By symmetry:
$R_1 = R_2 = \frac{1}{2}(\frac{1}{2}Lw_o)$
$R_1 = R_2 = \frac{1}{4}Lw_o$
To draw the Shear Diagram
- VA = R1 = ¼ Lwo
- VB = VA + Area in load diagram
VB = ¼ Lwo - ½ (L/2)(wo) = 0
- VC = VB + Area in load diagram
VC = 0 - ½ (L/2)(wo) = -¼ Lwo
- Load in AB is linear, thus, VAB is second degree or parabolic curve. The load is from 0 at A to wo (wo is downward or -wo) at B, thus the slope of VAB is decreasing.
- VBC is also parabolic since the load in BC is linear.

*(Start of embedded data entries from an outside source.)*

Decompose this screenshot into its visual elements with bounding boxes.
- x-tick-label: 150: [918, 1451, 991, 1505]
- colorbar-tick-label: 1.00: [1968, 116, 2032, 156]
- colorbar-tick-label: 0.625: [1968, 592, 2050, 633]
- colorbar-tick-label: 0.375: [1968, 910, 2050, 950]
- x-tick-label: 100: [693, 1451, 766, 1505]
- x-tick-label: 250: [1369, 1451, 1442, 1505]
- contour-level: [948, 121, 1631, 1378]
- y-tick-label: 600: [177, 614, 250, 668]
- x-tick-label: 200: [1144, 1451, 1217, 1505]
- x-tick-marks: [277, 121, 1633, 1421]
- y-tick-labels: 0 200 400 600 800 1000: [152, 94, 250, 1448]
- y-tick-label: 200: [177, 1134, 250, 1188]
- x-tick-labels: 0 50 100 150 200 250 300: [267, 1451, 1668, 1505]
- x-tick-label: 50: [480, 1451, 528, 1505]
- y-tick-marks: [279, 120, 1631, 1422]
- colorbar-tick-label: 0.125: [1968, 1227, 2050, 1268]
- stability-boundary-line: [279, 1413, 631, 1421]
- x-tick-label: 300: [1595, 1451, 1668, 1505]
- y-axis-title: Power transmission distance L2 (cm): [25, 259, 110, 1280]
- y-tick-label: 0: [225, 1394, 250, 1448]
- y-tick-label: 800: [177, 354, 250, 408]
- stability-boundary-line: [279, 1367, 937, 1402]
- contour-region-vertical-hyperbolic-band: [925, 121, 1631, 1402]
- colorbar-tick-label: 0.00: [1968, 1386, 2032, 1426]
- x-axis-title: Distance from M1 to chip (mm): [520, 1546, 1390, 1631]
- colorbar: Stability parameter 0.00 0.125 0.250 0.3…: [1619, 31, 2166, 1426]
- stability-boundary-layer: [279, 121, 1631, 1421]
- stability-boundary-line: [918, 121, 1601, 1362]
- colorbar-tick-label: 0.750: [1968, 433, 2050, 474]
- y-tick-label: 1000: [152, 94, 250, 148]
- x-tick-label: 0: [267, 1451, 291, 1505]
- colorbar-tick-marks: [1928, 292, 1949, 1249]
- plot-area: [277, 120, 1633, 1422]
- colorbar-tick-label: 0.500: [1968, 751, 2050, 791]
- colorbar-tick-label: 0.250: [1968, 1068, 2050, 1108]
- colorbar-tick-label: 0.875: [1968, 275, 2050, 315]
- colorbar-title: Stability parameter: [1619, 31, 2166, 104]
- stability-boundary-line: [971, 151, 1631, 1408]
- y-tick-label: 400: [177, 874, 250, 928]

The magnitude of load in BC is from -wo to 0 or increasing, thus the slope of VBC is increasing.
To draw the Moment Diagram
- MA = 0
- MB = MA + Area in shear diagram
MB = 0 + 2/3 (L/2)(1/4 Lwo) = 1/12 Lwo
- MC = MB + Area in shear diagram
MC = 1/12 Lwo - 2/3 (L/2)(1/4 Lwo) = 0
- MAC is third degree because the shear diagram in AC is second degree.
- The shear from A to C is decreasing, thus the slope of moment diagram from A to C is decreasing.